A fail-safe collation device including a CPU core and first and second memories bus-connected to the first or second CPU core, wherein the first or second memory is not interposed through the first or second CPU core. A first or second DMA controller for directly accessing a first or second work table, and operating the first and second DMA controllers to transfer data based on information stored in the first or second work table. First and second transmission units for transmitting read data; a data collation unit for collating whether data transmitted from the first transmission unit matches data transmitted from the second transmission unit; A fail-safe collating device comprising: an amplifying unit that outputs a collation result of the data collating unit and amplifies the output. 3. The first or second MCU in the first and second MCUs.

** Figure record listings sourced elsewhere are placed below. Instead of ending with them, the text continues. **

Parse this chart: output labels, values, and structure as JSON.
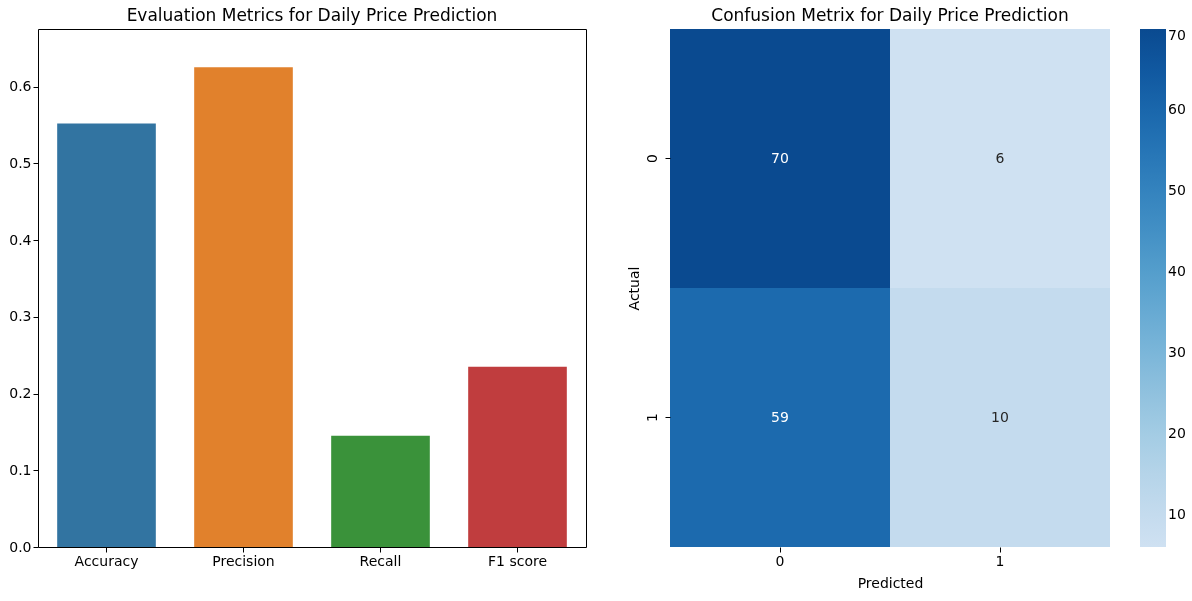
{
  "chart_data": [
    {
      "type": "bar",
      "title": "Evaluation Metrics for Daily Price Prediction",
      "categories": [
        "Accuracy",
        "Precision",
        "Recall",
        "F1 score"
      ],
      "values": [
        0.552,
        0.625,
        0.145,
        0.235
      ],
      "colors": [
        "#3274a1",
        "#e1812c",
        "#3a923a",
        "#c03d3e"
      ],
      "ylim": [
        0,
        0.675
      ],
      "yticks": [
        {
          "value": 0,
          "label": "0.0"
        },
        0.1,
        0.2,
        0.3,
        0.4,
        0.5,
        0.6
      ],
      "grid": false,
      "legend": false
    },
    {
      "type": "heatmap",
      "title": "Confusion Metrix for Daily Price Prediction",
      "categories": [
        "0",
        "1"
      ],
      "y_categories": [
        "0",
        "1"
      ],
      "cells": [
        [
          70,
          6
        ],
        [
          59,
          10
        ]
      ],
      "data_labels": true,
      "xlabel": "Predicted",
      "ylabel": "Actual",
      "clim": [
        6,
        70
      ],
      "cticks": [
        10,
        20,
        30,
        40,
        50,
        60,
        70
      ]
    }
  ]
}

A fail-safe collation device including a CPU core and a first or second memory bus-connected to the first or second CPU core, wherein the first or second memory is not interposed through the first or second CPU core. A first or second DMA controller for directly accessing a first or second work table, and operating the first and second DMA controllers to transfer data based on information stored in the first or second work table. First and second serial transmission of read data
A serial transmission unit; a data collation unit for collating whether data transmitted from the first serial transmission unit and data serially transmitted from the second serial transmission unit match; and collation of the data collation unit. A fail-safe verification device comprising: an amplification unit that outputs a result and amplifies the output; and a relay unit that operates based on an output of the amplification unit. 4. The data collating unit inputs data output from the MCU, and when the data matches,
4. The failure according to claim 3, wherein the matching section outputs matched data to the amplifying section, and when the data does not match, stores the mismatch state of the data and fixes the output of the amplifying section. Safe collation device. 5. The fail-safe verification device according to claim 3, wherein the MCU includes a memory, a serial transmission unit, a parallel transmission unit, and a DMA controller. 6. The fail-safe verification device according to claim 5, wherein the serial transmission unit or the parallel transmission unit is connected to an external clock generation unit to provide the same timing.